System optimization is paramount. There are many techniques to achieve this but the goal is always scalability, performance, and reliability. In this article, we shall analyze an architecture that I came up with to identify the problems that we need to solve using OTP. One of the services (Mbanking) simulates a banking system and the other service (Mgate) simulates a payment gateway. This architecture is very common in fintech. We shall break this optimization into three parts and this article will focus on identifying the problem that we need to fix. Please, do not optimize prematurely without any measurements.
Mbanking Architecture
As you can see from the swimlanes diagram, this service is responsible for accepting payment requests and processing them asynchronously. The client which is Mgate will have to get the status of the request by calling a different API. This service has been built using Nest.js, and PostgreSQL and you can find the source code here. We shall assume that this is a third-party system that we don’t have control over. So we shall be making our changes to the Mgate service.
Mgate Architecture
Mgate is receiving payment requests from a client and forwarding them to the third-party service. As you can see, the client only receives the response if the third-party service has responded. This is one of the problems that we need to fix and we shall see why in a minute. This service was built using Elixir/Phoenix and PostgreSQL. Please find the source code Here.
The Problem
You might be asking yourself, if this design works (it actually works guys), then what is the issue? To find out, we need to understand how the Mbanking service works as illustrated in the diagram.
When a request comes in, it is validated, saved to the database, and added to the queue. The client gets a response with the status accepted. The background process will then reach out to the customer to authorize payment by entering a One Time Password (OTP). please do not confuse this OTP with the Open Telecom Platform. Because this requires external input from humans, it can take quite some time. When the user authorizes, the payment processing is complete and the gateway can request the status of this transaction via another API. For most of the FinTech applications, there is always a callback/webhook that is triggered when the payment operation is done (sorry, I did not implement this). Anyways, with this kind of design, The Mbanking service is able to handle a high volume of request by processing it concurrently. This leads to high responsiveness, better resource utilization, and increased throughput.

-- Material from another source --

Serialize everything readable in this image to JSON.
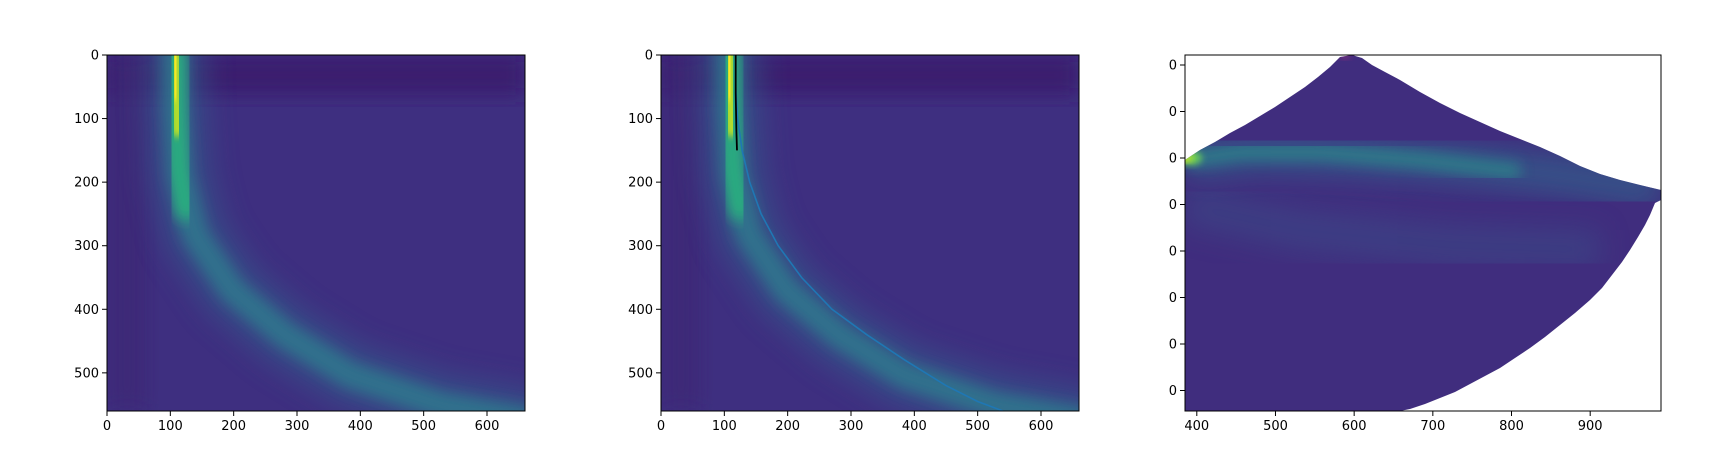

On the other hand, Mgate is making a synchronous call to the Mbanking service and is blocking until the Mbanking service returns a response. This is not a good design especially when we know that the immediate response from the Mbanking service is not a successful one (ie payment is not processed yet). When the Mbanking service is down for some reason unknown to Mgate, The request will be left hanging in the Mgate database and the client will need to initiate another request. This is not a good user experience. At the very least, Mgate should be able to retry or fail the request. As a result of all these, Mgate will not be able to process a high volume of requests which is usually the work of a gateway service. So, here is the list of glaring issues with this design
Blocking calls – Mgate makes synchronous calls to the Mbanking and blocks until it gets a response. This limits the system’s ability to handle a high volume of requests concurrently.
Single point of failure – If the Mbanking service is down, Mgate will always return an error.

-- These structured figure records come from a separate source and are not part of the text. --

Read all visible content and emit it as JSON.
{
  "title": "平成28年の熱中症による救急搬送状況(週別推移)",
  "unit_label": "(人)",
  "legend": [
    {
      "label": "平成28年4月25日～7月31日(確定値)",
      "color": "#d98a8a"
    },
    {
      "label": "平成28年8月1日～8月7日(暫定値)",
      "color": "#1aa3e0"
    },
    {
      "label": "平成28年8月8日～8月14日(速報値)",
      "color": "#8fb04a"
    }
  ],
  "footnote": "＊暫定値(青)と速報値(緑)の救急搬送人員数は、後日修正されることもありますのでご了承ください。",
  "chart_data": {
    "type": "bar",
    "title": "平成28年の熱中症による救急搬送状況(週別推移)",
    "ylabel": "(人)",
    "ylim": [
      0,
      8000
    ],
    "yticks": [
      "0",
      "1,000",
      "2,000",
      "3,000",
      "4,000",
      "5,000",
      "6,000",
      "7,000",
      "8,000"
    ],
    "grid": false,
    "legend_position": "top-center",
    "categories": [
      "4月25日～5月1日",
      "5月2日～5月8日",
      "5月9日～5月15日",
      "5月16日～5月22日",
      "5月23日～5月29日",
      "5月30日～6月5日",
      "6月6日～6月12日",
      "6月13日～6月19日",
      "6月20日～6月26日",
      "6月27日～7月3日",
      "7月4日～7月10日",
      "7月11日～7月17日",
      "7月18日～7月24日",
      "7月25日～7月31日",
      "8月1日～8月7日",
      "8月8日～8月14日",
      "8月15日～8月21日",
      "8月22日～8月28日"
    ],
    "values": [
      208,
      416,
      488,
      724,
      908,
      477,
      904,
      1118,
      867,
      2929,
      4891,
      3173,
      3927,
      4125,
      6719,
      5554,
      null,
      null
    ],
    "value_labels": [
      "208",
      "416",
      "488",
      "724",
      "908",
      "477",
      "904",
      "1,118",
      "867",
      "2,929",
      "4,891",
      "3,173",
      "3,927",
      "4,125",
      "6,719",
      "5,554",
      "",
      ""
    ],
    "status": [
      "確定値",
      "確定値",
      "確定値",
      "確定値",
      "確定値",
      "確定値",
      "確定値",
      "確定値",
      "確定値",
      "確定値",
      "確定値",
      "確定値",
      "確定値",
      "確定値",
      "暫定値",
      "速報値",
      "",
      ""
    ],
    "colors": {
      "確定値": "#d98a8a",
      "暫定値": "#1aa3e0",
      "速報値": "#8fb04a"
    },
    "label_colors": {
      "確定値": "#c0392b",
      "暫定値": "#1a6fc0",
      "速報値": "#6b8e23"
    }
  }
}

Poor User Experience – Clients will have to retry their requests manually if the Mbanking service is down or slow leading to frustration and poor user experience
Lost Request – when Mgate is not able to reach the Mbanking service, it will have already saved the record and error out leading to implement or lost requests. This is not acceptable.
Scalability Issues – The current design of Mgate does not scale well with high load, hence limiting the number of concurrent requests
Resource Management – inefficient use of resources due to the blocking calls and poor handling of asynchronous calls
Idempotency Issues – an idempotent operation is an operation that when performed multiple times with the same input guarantees the same result. In our case, it is not.
How can we fix this
Asynchronous programming, efficient resource management, good user experience, scalability, and high throughput just to name a few. Mgate can achieve this by taking advantage of Elixir’s inherent features and ecosystem. Elixir has a concurrent model that is based on the Erlang VM (Beam). We are going to utilize some of these features to improve the performance of Mgate. The diagram below illustrates our goal. We shall use Tasks, Genservers, ETS tables, Supervisors, and Registry. All this will be explained in part 2 of this article. We shall also try to explain why we chose each technology along the process.
Is this all we have
There is never a silver bullet for anything. Performance optimization is an incremental process that must take time. With Elixir/Phoenix, the heavy lifting has already been done for us and all we need is to use it. We shall explore this in part 2 of this article.